Long before President Trump fired FBI Director James Comey, the commander in chief asked Comey to pledge loyalty to him. Comey declined, according to a report Thursday.
A week after Trump was sworn in as president he had a private dinner with Comey, the New York Times reports citing two people who heard Comey’s account of that meal.
During the dinner, the conversation about the 2016 election and crowd sizes took a turn to the question of loyalty. Though Comey turned Trump down on the question of loyalty, Comey did say he would always be honest with the president. Comey said he was not “‘reliable’ in the conventional political sense,” the Times said.

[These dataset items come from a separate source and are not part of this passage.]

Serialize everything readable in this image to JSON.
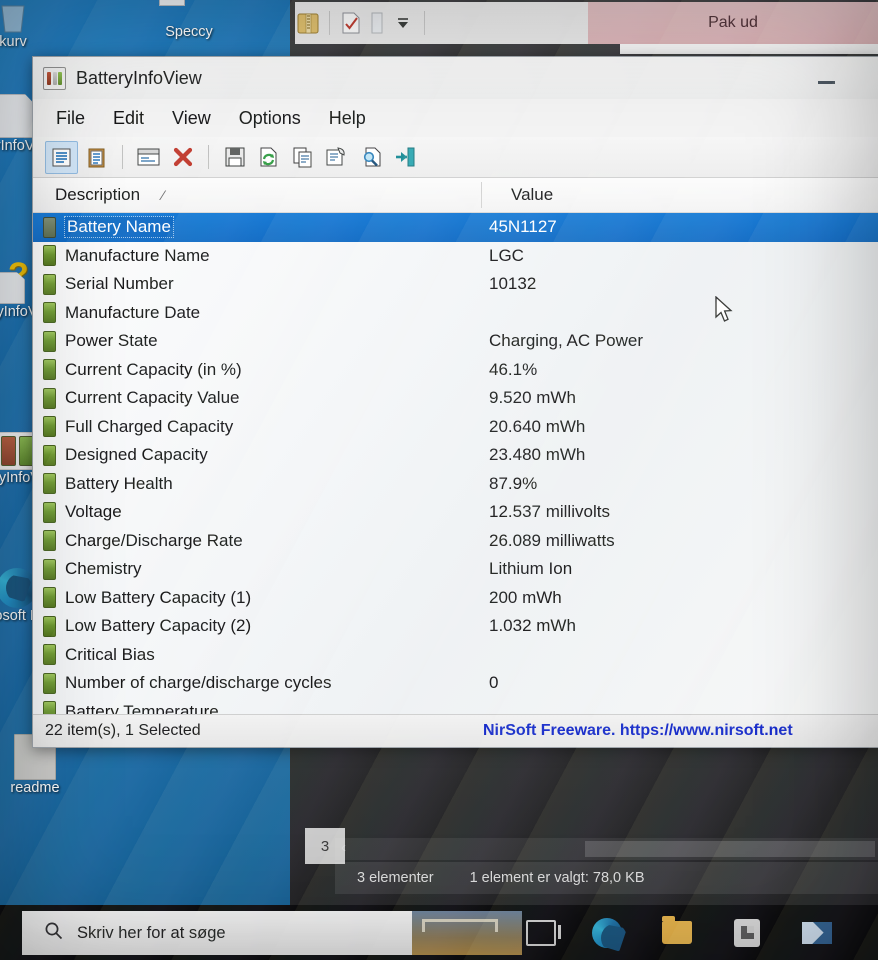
{
  "desktop": {
    "icons": [
      {
        "name": "papirkurv",
        "label": "kurv",
        "glyph": "recycle-bin-icon"
      },
      {
        "name": "speccy",
        "label": "Speccy",
        "glyph": "speccy-icon"
      },
      {
        "name": "batteryinfoview-1",
        "label": "ryInfoVie",
        "glyph": "file-icon"
      },
      {
        "name": "batteryinfoview-2",
        "label": "yInfoV",
        "glyph": "help-file-icon"
      },
      {
        "name": "batteryinfoview-3",
        "label": "ryInfoV",
        "glyph": "battery-icon"
      },
      {
        "name": "edge",
        "label": "osoft E",
        "glyph": "edge-icon"
      },
      {
        "name": "readme",
        "label": "readme",
        "glyph": "file-icon"
      }
    ]
  },
  "explorer": {
    "extract_button_label": "Pak ud",
    "status": {
      "item_count": "3 elementer",
      "selection": "1 element er valgt: 78,0 KB"
    },
    "page_tab": "3",
    "scroll_left_glyph": "‹"
  },
  "window": {
    "title": "BatteryInfoView",
    "minimize_label": "—",
    "menu": [
      {
        "label": "File"
      },
      {
        "label": "Edit"
      },
      {
        "label": "View"
      },
      {
        "label": "Options"
      },
      {
        "label": "Help"
      }
    ],
    "toolbar": [
      {
        "name": "list-view-button",
        "icon": "list-view-icon",
        "active": true
      },
      {
        "name": "clipboard-button",
        "icon": "clipboard-icon",
        "active": false
      },
      {
        "name": "properties-button",
        "icon": "properties-window-icon",
        "active": false
      },
      {
        "name": "delete-button",
        "icon": "red-x-icon",
        "active": false
      },
      {
        "name": "save-button",
        "icon": "floppy-disk-icon",
        "active": false
      },
      {
        "name": "refresh-button",
        "icon": "refresh-page-icon",
        "active": false
      },
      {
        "name": "copy-button",
        "icon": "copy-pages-icon",
        "active": false
      },
      {
        "name": "html-report-button",
        "icon": "html-report-icon",
        "active": false
      },
      {
        "name": "find-button",
        "icon": "find-magnifier-icon",
        "active": false
      },
      {
        "name": "exit-button",
        "icon": "exit-door-icon",
        "active": false
      }
    ],
    "columns": {
      "description": "Description",
      "value": "Value",
      "sort_indicator": "⁄"
    },
    "rows": [
      {
        "description": "Battery Name",
        "value": "45N1127",
        "selected": true
      },
      {
        "description": "Manufacture Name",
        "value": "LGC",
        "selected": false
      },
      {
        "description": "Serial Number",
        "value": "10132",
        "selected": false
      },
      {
        "description": "Manufacture Date",
        "value": "",
        "selected": false
      },
      {
        "description": "Power State",
        "value": "Charging, AC Power",
        "selected": false
      },
      {
        "description": "Current Capacity (in %)",
        "value": "46.1%",
        "selected": false
      },
      {
        "description": "Current Capacity Value",
        "value": "9.520 mWh",
        "selected": false
      },
      {
        "description": "Full Charged Capacity",
        "value": "20.640 mWh",
        "selected": false
      },
      {
        "description": "Designed Capacity",
        "value": "23.480 mWh",
        "selected": false
      },
      {
        "description": "Battery Health",
        "value": "87.9%",
        "selected": false
      },
      {
        "description": "Voltage",
        "value": "12.537 millivolts",
        "selected": false
      },
      {
        "description": "Charge/Discharge Rate",
        "value": "26.089 milliwatts",
        "selected": false
      },
      {
        "description": "Chemistry",
        "value": "Lithium Ion",
        "selected": false
      },
      {
        "description": "Low Battery Capacity (1)",
        "value": "200 mWh",
        "selected": false
      },
      {
        "description": "Low Battery Capacity (2)",
        "value": "1.032 mWh",
        "selected": false
      },
      {
        "description": "Critical Bias",
        "value": "",
        "selected": false
      },
      {
        "description": "Number of charge/discharge cycles",
        "value": "0",
        "selected": false
      },
      {
        "description": "Battery Temperature",
        "value": "",
        "selected": false
      }
    ],
    "statusbar": {
      "count": "22 item(s), 1 Selected",
      "nirsoft": "NirSoft Freeware. https://www.nirsoft.net"
    }
  },
  "taskbar": {
    "search_placeholder": "Skriv her for at søge",
    "buttons": [
      {
        "name": "task-view-button",
        "icon": "task-view-icon"
      },
      {
        "name": "edge-button",
        "icon": "edge-icon"
      },
      {
        "name": "file-explorer-button",
        "icon": "folder-icon"
      },
      {
        "name": "microsoft-store-button",
        "icon": "store-icon"
      },
      {
        "name": "mail-button",
        "icon": "mail-icon"
      }
    ]
  },
  "colors": {
    "selection_blue": "#1277d4",
    "desktop_blue": "#1a6fb0",
    "nirsoft_link": "#1126c8",
    "battery_green": "#6e9a30",
    "extract_pink": "#dcb2b6"
  }
}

The report says Comey, who was an Obama nominee with six years left to serve, believes that it was from this moment that his time as FBI director would run short.

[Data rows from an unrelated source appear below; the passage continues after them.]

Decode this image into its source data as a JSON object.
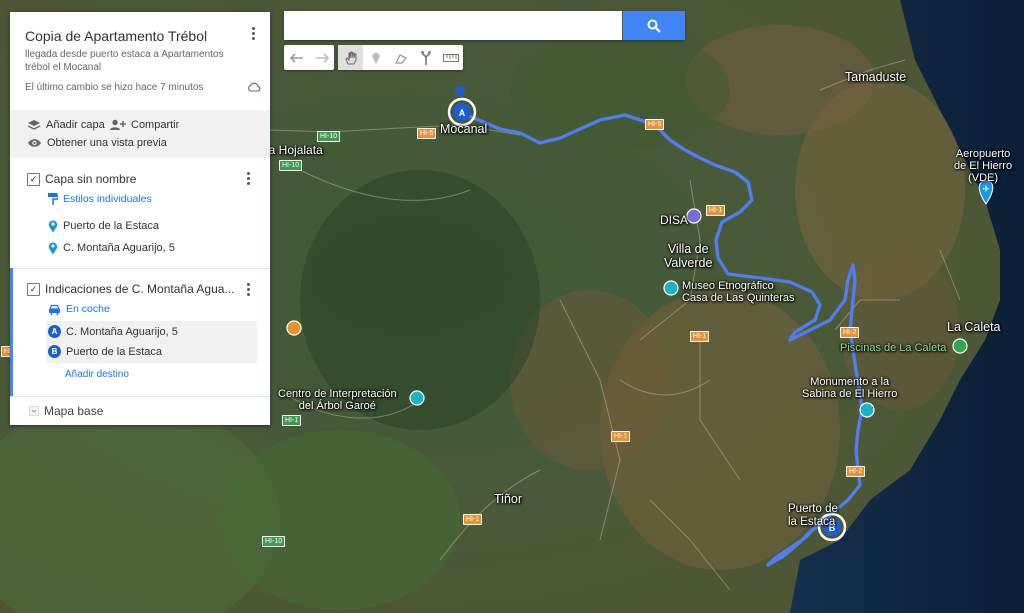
{
  "search": {
    "value": "",
    "placeholder": ""
  },
  "panel": {
    "title": "Copia de Apartamento Trébol",
    "description": "llegada desde puerto estaca a Apartamentos trébol el Mocanal",
    "last_change": "El último cambio se hizo hace 7 minutos",
    "add_layer": "Añadir capa",
    "share": "Compartir",
    "preview": "Obtener una vista previa",
    "layer1": {
      "name": "Capa sin nombre",
      "style": "Estilos individuales",
      "items": [
        "Puerto de la Estaca",
        "C. Montaña Aguarijo, 5"
      ]
    },
    "layer2": {
      "name": "Indicaciones de C. Montaña Agua...",
      "mode": "En coche",
      "stops": [
        {
          "letter": "A",
          "label": "C. Montaña Aguarijo, 5"
        },
        {
          "letter": "B",
          "label": "Puerto de la Estaca"
        }
      ],
      "add_destination": "Añadir destino"
    },
    "base_map": "Mapa base"
  },
  "map": {
    "places": {
      "mocanal": "Mocanal",
      "hojalata": "La Hojalata",
      "tamaduste": "Tamaduste",
      "aeropuerto": "Aeropuerto\nde El Hierro\n(VDE)",
      "disa": "DISA",
      "villa": "Villa de\nValverde",
      "museo": "Museo Etnográfico\nCasa de Las Quinteras",
      "caleta": "La Caleta",
      "piscinas": "Piscinas de La Caleta",
      "monumento": "Monumento a la\nSabina de El Hierro",
      "centro": "Centro de Interpretación\ndel Árbol Garoé",
      "tinor": "Tiñor",
      "puerto": "Puerto de\nla Estaca"
    },
    "roads": [
      "HI-10",
      "HI-5",
      "HI-5",
      "HI-1",
      "HI-10",
      "HI-1",
      "HI-1",
      "HI-1",
      "HI-1",
      "HI-10",
      "HI-1",
      "HI-2",
      "HI-2"
    ],
    "markers": {
      "a": "A",
      "b": "B"
    }
  }
}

Trump fired Comey on Tuesday after receiving a recommendation from the Justice Department to do so.
As recently as April, Trump said that he still had “confidence” in Comey but also suggested that it wasn’t too late to fire him. That was following Comey’s reveal that the FBI was probing possible ties between Trump’s campaign and Russia and a report on the agency obtaining a FISA warrant to tap into the communications of former Trump adviser Carter Page.
Trump told NBC’s Lester Holt on Thursday that he has long known that he was going to fire Comey, even before the Justice Department recommendation.